Analysis of tissue-specific expression patterns of the seven genes displaying sexually-dimorphic age-associated DNAm trajectories revealed an enrichment among differentially-expressed genes in liver, testis, lung and blood. Enrichment among differentially-expressed genes in testis and liver may be indicative of a relationship with endocrine function and sex-specific ageing. This is consistent with current hypotheses of endocrine differences as a contributor to the disparity in the life expectancy of males and females [35, 36, 37].
Three trans-SNP-CpG associations were present among the 14 sites associated with the age-by-sex interaction, and were within an intronic region of the chromosome 17 gene PITPNC1. These were associated with DNAm at an X-linked locus mapping to MID2. Differential expression of MID2 has been reported in breast cancer, with increased levels associated with poorer prognostic outcomes [38]. Similarly, overexpression of PITPNC1 has been found to promote metastasis in multiple types of cancer [39].
The mQTLdb resource is limited to probes present on the Infinium Human Methylation 450K BeadChip: the predecessor of the Infinium MethylationEPIC BeadChip used in the current study [23]. Of the 14 sites queried for mQTLs, eight were present on both platforms. It is, therefore, possible that additional, as-yet unidentified SNP associations are present among the remaining 12 sites specific to the Infinium MethylationEPIC BeadChip.

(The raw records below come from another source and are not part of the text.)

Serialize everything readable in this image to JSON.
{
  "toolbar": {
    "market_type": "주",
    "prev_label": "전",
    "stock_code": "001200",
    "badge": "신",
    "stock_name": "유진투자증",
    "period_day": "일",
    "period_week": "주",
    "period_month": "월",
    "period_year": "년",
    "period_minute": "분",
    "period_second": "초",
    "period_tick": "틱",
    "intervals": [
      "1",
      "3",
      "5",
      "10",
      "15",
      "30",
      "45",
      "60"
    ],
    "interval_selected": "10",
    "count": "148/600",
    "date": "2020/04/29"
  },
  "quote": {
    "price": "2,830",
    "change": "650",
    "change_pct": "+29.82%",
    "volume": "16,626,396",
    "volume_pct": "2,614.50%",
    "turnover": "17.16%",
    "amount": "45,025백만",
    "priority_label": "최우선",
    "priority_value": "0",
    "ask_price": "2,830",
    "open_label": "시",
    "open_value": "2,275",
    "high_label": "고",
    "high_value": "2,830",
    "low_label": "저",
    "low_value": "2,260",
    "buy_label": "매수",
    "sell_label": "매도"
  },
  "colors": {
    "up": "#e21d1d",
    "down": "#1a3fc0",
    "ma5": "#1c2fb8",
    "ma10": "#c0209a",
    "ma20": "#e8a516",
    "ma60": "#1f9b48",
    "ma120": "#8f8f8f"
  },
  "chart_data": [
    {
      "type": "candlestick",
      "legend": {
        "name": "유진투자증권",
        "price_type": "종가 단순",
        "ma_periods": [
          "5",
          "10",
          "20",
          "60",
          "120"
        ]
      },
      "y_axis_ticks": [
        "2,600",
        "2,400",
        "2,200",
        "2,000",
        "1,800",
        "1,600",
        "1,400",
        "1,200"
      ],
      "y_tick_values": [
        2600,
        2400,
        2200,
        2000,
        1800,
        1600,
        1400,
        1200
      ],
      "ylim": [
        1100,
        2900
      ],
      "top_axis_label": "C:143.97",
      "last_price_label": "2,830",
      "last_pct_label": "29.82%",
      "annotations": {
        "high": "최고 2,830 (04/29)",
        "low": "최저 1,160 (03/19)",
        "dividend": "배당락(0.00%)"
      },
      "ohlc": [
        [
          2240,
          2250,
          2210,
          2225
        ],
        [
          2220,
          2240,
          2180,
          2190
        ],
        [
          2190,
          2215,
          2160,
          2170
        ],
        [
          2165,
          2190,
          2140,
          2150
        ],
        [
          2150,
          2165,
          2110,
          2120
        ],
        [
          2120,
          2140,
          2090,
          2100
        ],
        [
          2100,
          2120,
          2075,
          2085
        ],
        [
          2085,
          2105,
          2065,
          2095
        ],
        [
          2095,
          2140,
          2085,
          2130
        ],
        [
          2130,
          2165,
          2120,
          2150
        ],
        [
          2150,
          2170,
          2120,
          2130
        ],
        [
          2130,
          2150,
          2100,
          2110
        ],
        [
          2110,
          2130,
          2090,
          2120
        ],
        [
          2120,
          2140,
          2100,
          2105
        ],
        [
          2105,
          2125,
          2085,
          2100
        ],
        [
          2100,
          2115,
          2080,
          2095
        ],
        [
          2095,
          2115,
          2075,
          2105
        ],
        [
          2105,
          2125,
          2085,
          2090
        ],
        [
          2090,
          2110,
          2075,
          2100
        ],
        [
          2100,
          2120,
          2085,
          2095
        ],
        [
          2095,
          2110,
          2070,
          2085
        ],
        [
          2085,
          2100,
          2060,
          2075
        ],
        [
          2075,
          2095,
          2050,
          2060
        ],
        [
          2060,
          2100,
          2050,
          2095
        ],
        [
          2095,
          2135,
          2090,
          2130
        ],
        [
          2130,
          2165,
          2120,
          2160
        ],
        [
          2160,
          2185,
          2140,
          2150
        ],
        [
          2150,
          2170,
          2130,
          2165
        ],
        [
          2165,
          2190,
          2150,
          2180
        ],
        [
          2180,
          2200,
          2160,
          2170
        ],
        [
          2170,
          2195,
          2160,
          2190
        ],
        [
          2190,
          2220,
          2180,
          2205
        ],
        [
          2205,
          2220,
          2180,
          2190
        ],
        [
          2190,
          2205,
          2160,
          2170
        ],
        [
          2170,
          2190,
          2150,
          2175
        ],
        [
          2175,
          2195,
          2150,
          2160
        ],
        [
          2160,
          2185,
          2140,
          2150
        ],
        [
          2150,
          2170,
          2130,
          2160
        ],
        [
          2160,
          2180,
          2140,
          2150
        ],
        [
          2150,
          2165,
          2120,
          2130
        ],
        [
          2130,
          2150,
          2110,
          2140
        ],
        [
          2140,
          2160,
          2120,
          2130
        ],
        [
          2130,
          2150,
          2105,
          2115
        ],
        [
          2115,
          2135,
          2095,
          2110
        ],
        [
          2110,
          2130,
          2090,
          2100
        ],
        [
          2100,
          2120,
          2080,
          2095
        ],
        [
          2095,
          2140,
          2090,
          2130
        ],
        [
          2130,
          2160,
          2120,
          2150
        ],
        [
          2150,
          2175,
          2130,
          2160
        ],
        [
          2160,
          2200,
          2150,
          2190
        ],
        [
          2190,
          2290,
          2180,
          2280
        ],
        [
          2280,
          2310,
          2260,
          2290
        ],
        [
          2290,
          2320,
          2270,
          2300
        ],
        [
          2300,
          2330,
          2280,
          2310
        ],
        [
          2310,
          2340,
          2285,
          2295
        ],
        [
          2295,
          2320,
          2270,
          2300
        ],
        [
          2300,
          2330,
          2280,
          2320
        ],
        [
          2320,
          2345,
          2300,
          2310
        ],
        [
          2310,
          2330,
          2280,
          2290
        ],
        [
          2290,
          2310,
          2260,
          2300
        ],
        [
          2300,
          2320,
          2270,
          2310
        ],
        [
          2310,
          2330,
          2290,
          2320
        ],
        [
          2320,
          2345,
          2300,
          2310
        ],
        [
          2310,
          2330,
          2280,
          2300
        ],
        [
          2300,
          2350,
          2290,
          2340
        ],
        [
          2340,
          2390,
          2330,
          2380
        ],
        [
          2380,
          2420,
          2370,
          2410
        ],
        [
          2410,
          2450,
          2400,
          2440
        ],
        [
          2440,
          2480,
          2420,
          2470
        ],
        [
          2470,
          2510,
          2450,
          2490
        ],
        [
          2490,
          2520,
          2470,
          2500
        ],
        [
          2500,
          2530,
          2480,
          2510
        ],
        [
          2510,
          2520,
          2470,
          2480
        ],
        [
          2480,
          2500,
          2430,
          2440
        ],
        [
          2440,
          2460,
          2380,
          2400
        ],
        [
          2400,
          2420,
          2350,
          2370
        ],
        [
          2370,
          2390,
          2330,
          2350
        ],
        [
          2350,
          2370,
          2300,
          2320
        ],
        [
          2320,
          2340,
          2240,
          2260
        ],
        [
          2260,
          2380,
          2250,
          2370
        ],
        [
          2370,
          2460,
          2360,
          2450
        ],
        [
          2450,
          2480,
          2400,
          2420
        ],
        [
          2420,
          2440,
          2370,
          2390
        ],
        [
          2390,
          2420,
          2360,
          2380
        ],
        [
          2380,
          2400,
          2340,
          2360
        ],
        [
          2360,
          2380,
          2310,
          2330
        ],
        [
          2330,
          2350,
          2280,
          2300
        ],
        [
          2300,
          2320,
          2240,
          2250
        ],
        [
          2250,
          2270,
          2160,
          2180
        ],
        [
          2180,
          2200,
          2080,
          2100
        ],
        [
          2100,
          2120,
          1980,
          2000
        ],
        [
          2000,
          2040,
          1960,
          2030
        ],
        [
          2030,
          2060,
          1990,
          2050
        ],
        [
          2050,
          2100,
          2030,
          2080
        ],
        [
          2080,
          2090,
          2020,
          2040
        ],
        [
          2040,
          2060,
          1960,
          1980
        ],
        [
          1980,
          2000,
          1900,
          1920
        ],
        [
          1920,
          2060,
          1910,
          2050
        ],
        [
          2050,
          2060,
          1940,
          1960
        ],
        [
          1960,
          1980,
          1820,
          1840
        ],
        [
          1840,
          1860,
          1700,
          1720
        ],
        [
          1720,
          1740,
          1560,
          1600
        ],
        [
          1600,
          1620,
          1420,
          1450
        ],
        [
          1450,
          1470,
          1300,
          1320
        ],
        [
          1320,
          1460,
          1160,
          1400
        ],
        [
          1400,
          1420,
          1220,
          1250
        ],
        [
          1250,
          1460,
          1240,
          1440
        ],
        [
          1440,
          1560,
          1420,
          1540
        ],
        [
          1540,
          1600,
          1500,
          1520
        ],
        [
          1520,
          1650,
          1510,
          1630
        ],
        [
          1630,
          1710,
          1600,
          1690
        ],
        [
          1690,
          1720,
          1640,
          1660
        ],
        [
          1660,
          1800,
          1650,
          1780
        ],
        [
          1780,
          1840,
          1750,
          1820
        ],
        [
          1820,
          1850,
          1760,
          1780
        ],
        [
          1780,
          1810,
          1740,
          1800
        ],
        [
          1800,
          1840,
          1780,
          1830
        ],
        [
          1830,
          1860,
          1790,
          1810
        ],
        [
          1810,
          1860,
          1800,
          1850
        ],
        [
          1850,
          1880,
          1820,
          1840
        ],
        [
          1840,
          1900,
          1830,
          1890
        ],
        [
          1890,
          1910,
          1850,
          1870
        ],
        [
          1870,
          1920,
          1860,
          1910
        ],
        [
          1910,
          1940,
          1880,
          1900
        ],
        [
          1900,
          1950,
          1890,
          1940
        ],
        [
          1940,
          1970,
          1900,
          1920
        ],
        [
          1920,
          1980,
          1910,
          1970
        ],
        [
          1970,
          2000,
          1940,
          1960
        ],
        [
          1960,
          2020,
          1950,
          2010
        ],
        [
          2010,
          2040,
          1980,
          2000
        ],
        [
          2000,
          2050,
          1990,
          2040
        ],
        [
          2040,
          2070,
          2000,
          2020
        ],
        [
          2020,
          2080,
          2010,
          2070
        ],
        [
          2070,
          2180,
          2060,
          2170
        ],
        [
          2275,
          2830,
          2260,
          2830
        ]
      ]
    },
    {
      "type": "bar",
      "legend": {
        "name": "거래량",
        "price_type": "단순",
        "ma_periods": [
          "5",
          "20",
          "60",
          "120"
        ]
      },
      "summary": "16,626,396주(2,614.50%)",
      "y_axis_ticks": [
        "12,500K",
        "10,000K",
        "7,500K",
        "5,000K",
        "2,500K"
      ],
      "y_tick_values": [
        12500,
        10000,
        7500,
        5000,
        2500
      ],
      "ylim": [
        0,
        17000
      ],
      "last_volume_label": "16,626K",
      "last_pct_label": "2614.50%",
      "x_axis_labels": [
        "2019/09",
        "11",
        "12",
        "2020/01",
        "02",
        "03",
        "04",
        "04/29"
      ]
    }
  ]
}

In addition to the age-by-sex interaction, we examined the relationship between DNAm and chronological age. We replicated previous findings, with the strongest age-associated effects observed in KLF14, ELOVL2 and FHL2 [4, 5, 18].
A limitation of this study is the absence of gene expression data for the Generation Scotland cohort. Publicly-available gene expression data were used to compare age-associated expression and DNAm patterns; however, it is not possible to determine how comparable the age distributions are between the Generation Scotland DNAm dataset and the GTEx gene expression dataset, where sample ages are presented in intervals. The current study is strengthened by the use of a large, unrelated cohort with a broad age range, which has permitted the development of pseudo-longitudinal profiles of DNAm across the life course in males and females.
In conclusion, we have identified 14 CpG sites displaying differences in age-associated DNAm patterns between males and females. Twelve of these sites are located on the X-chromosome, two within genes which have been linked to multiple cancers, and one in a gene which has been implicated in both schizophrenia and systemic lupus erythematosus by GWAS. In order to identify mechanisms of sex-specific differences in biological ageing, further investigation of sexual dimorphic characteristics of these processes over the life course is warranted.